Coinbase opposes latest version of CLARITY Act — Punchbowl
Coinbase has refused to support the latest version of the “Digital Asset Market Clarity Act” (CLARITY Act). This was reported by Punchbowl, citing informed sources.
The platform’s leadership expressed “serious concerns” regarding the new proposals introduced by Senators Tom Tillis and Angela Alsobrooks.
Key points of disagreement
The latest version of the bill proposes banning crypto exchanges from “directly or indirectly” paying rewards on stablecoin balances, especially if such rewards resemble traditional bank savings accounts.
Other proposed changes include:
- restricting access to transaction size data, which may limit incentive mechanisms;
- tying rewards to user activity;
- extending the rules to crypto exchanges, brokers, and affiliated entities.
It is expected that the U.S. Securities and Exchange Commission (SEC), the Commodity Futures Trading Commission (CFTC), and the Treasury Department will define final criteria within a year.
Banks have opposed allowing rewards on idle stablecoin balances, viewing them as a threat to deposits and, consequently, to lending capacity.
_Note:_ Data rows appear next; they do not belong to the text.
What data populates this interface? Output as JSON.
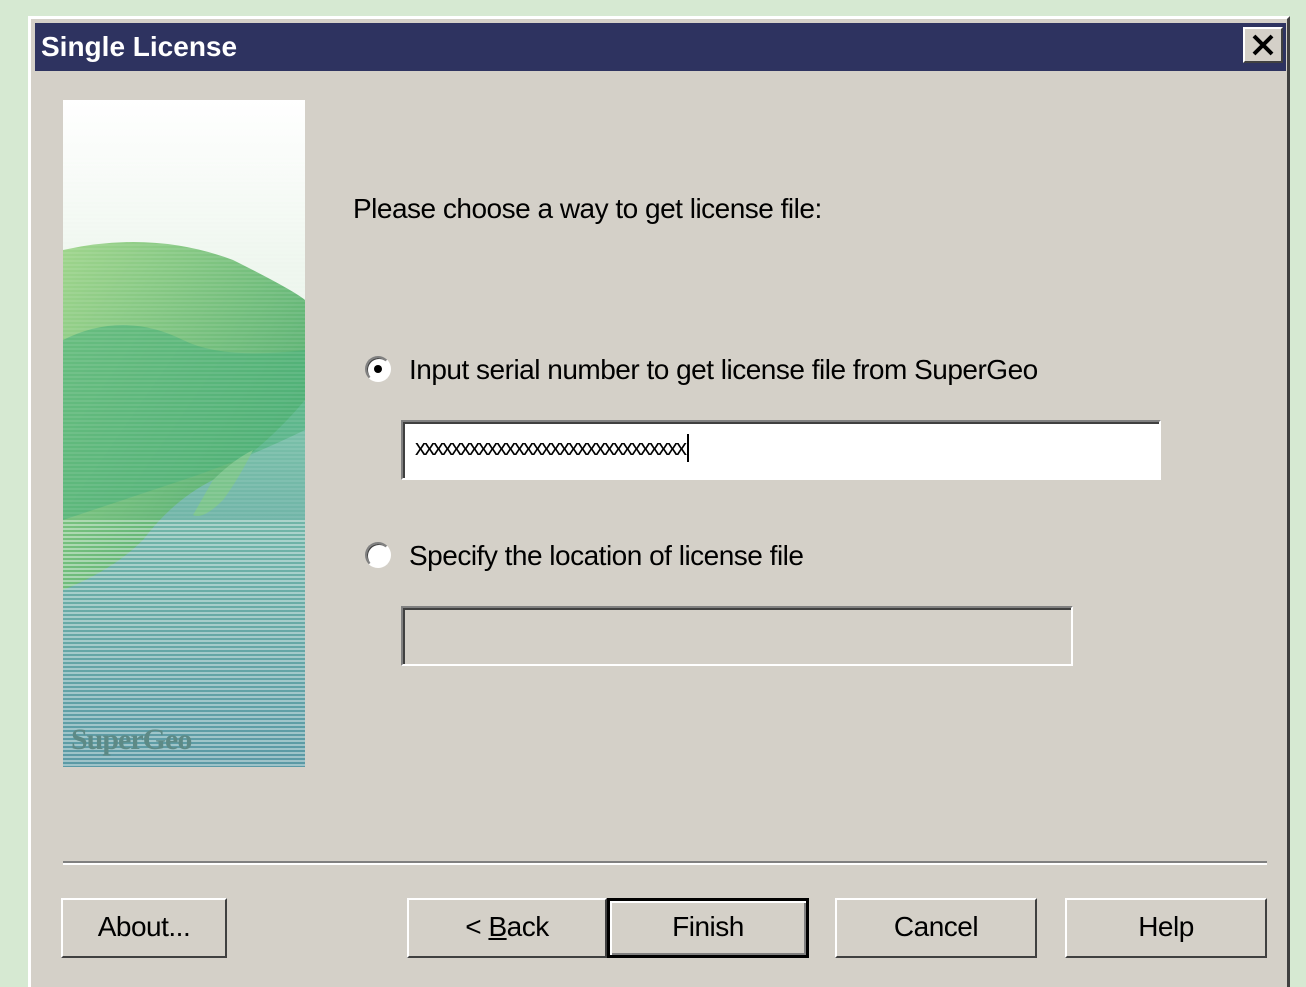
{
  "window": {
    "title": "Single License",
    "close_icon": "close-icon"
  },
  "side_image": {
    "logo_text": "SuperGeo"
  },
  "main": {
    "prompt": "Please choose a way to get license file:",
    "options": [
      {
        "label": "Input serial number to get license file from SuperGeo",
        "selected": true,
        "field_value": "xxxxxxxxxxxxxxxxxxxxxxxxxxxxxx",
        "field_enabled": true
      },
      {
        "label": "Specify the location of license file",
        "selected": false,
        "field_value": "",
        "field_enabled": false
      }
    ]
  },
  "buttons": {
    "about": "About...",
    "back_prefix": "< ",
    "back_accel": "B",
    "back_rest": "ack",
    "finish": "Finish",
    "cancel": "Cancel",
    "help": "Help"
  },
  "colors": {
    "titlebar": "#2e3360",
    "dialog_bg": "#d4d0c8",
    "desktop_bg": "#d6e9d2"
  }
}
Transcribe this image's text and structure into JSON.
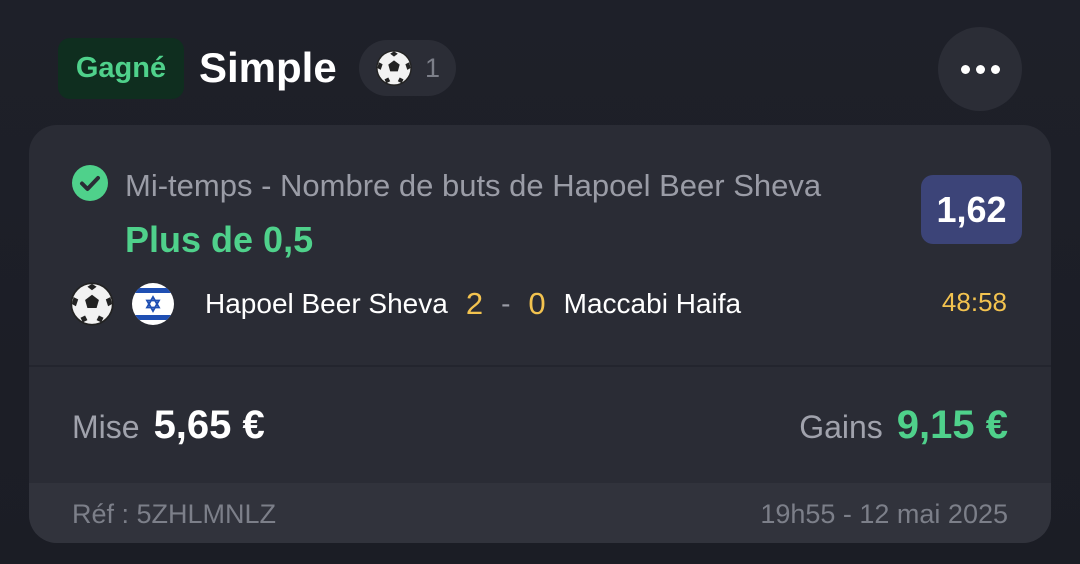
{
  "header": {
    "status": "Gagné",
    "bet_type": "Simple",
    "sport_icon": "soccer-ball-icon",
    "selections_count": "1",
    "more_icon": "more-horizontal-icon"
  },
  "bet": {
    "market": "Mi-temps - Nombre de buts de Hapoel Beer Sheva",
    "selection": "Plus de 0,5",
    "odds": "1,62",
    "status_icon": "check-circle-icon"
  },
  "match": {
    "sport_icon": "soccer-ball-icon",
    "flag_icon": "israel-flag-icon",
    "home_team": "Hapoel Beer Sheva",
    "home_score": "2",
    "separator": "-",
    "away_score": "0",
    "away_team": "Maccabi Haifa",
    "time": "48:58"
  },
  "stake": {
    "label": "Mise",
    "value": "5,65 €"
  },
  "gains": {
    "label": "Gains",
    "value": "9,15 €"
  },
  "footer": {
    "reference": "Réf : 5ZHLMNLZ",
    "date": "19h55 - 12 mai 2025"
  },
  "colors": {
    "background": "#1a1c24",
    "card": "#2a2c35",
    "win_green": "#4fd18b",
    "score_yellow": "#f3c34f",
    "odds_bg": "#3c4478"
  }
}
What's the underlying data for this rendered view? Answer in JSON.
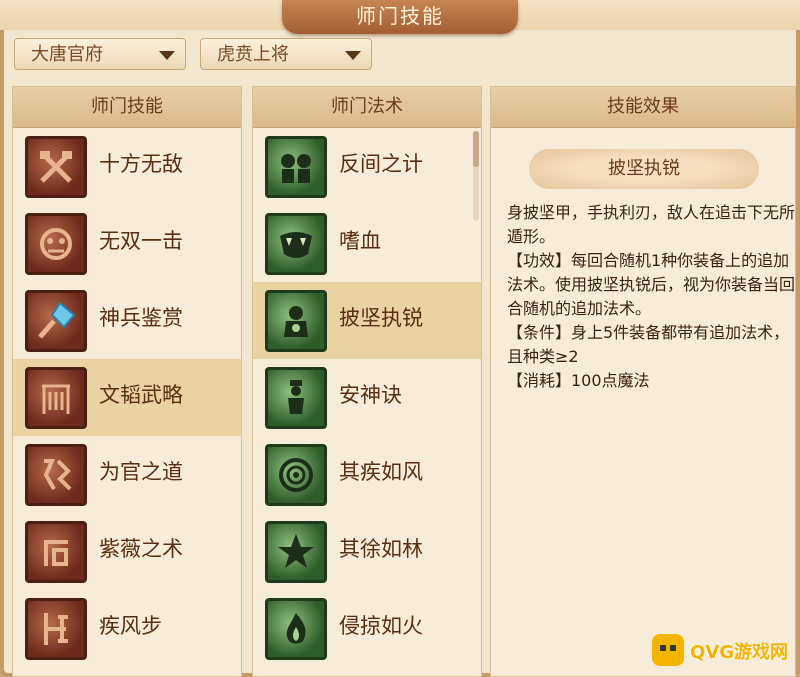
{
  "window": {
    "title": "师门技能"
  },
  "dropdowns": [
    {
      "value": "大唐官府"
    },
    {
      "value": "虎贲上将"
    }
  ],
  "panels": {
    "skills": {
      "header": "师门技能",
      "items": [
        {
          "label": "十方无敌",
          "icon": "crossed-axes-icon"
        },
        {
          "label": "无双一击",
          "icon": "beast-face-icon"
        },
        {
          "label": "神兵鉴赏",
          "icon": "gem-weapon-icon"
        },
        {
          "label": "文韬武略",
          "icon": "gate-icon",
          "selected": true
        },
        {
          "label": "为官之道",
          "icon": "seal-icon"
        },
        {
          "label": "紫薇之术",
          "icon": "rune-icon"
        },
        {
          "label": "疾风步",
          "icon": "footstep-icon"
        }
      ]
    },
    "spells": {
      "header": "师门法术",
      "items": [
        {
          "label": "反间之计",
          "icon": "two-heads-icon"
        },
        {
          "label": "嗜血",
          "icon": "fangs-icon"
        },
        {
          "label": "披坚执锐",
          "icon": "armored-figure-icon",
          "selected": true
        },
        {
          "label": "安神诀",
          "icon": "meditating-figure-icon"
        },
        {
          "label": "其疾如风",
          "icon": "wind-swirl-icon"
        },
        {
          "label": "其徐如林",
          "icon": "forest-star-icon"
        },
        {
          "label": "侵掠如火",
          "icon": "fire-glyph-icon"
        }
      ]
    },
    "effect": {
      "header": "技能效果",
      "skill_name": "披坚执锐",
      "lines": [
        "身披坚甲，手执利刃，敌人在追击下无所遁形。",
        "【功效】每回合随机1种你装备上的追加法术。使用披坚执锐后，视为你装备当回合随机的追加法术。",
        "【条件】身上5件装备都带有追加法术，且种类≥2",
        "【消耗】100点魔法"
      ]
    }
  },
  "watermark": {
    "text": "QVG游戏网",
    "icon": "gamepad-icon"
  },
  "colors": {
    "accent": "#a35e33",
    "selected_row": "#ead2a3",
    "text": "#5a2e12"
  }
}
Meanwhile, the crypto industry sees yield on stablecoins as an additional opportunity for institutions and a way to enhance flexibility for users. It views banks’ opposition as a barrier to competition.
According to Punchbowl sources, negotiations between the parties will continue.
In January, Coinbase had already withdrawn support for a previous version of the CLARITY Act, citing an imbalance between benefits and risks for the crypto industry.